We also talked with Cara Lambe, international student from Australia who walked in her room as it was being cleared out ;
“I don’t blame the cleaners (…) they were so apologetic and equally as confused as me. (…) I proceeded to search through bin bags for what I could find that wasn’t damaged – it was quite disgusting as there was mouldy food and garbage mixed in with my things. I have been in Australia since March and was worried something like this would happen, so I spoke to Jamie Bennett (the manager) and he personally agree that my belongings would be untouched until i came to collect them on the 17th of August. So naturally, I felt it was him that was to blame and phoned him to notify him of the situation. (…) He was entirely unapologetic and tried to pass the blame (…), showed no empathy toward my situation nor did he seem to worry that the same may have happened to other people in the building. (…) I emailed Jamie Bennett a list (of every item that was missing or damaged) on Wednesday the 19th and he has yet to reply. This was a huge invasion of privacy and some of the things that were damaged can just not be replaced. I count myself extremely lucky arriving when I did, and I can only imagine how upsetting it must be for Hannah and the other residents who have been affected”.

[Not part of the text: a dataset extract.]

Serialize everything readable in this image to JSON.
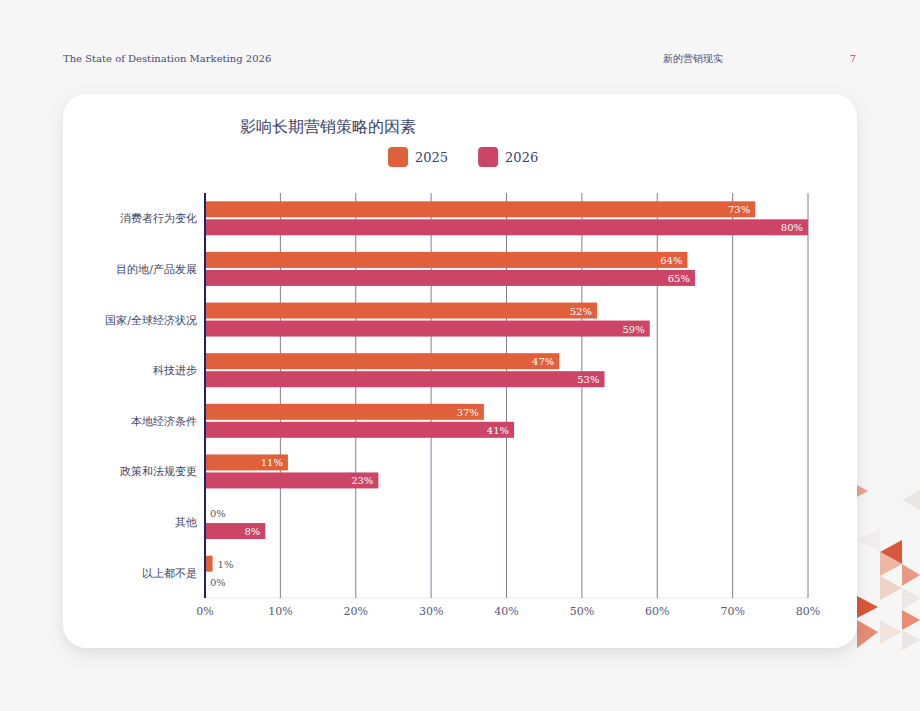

However, as some students have testified, it is only one problem in the midst of everything that has happened to them while living in the new building on Circus Street.
Ryan Robison, who lived on Circus Street between September 2019 and August 2020, has confirmed that the building was “not ready to be lived in” when they moved in ; “there were cracks in the walls and floorboards, leaks in the ceilings, and one of my friends did not have any outlets in her room. Another one didn’t have a window when she arrived – they put up a board and waited two months to finish it, promising her compensation that she never got”. Moreover, the security provided by the agency inside the building was suboptimal to say the least; “they hired two security guys, one of them who was selling drugs to the student. The other one got really intoxicated one night and went to students’ doors asking for drugs, following people into their rooms and trying to get with them – me being one of them! He followed me into my room and pushed me against the wall trying to kiss me – the company denied the whole thing”.
The University of Brighton’s ‘Big Build’ project, is planned to open in Summer 2021 and will consist of five new halls of residence with rooms for over 800 students with affordable rents – hopefully giving students more living options rather than having to rely on private accommodation companies, such as Kaplan.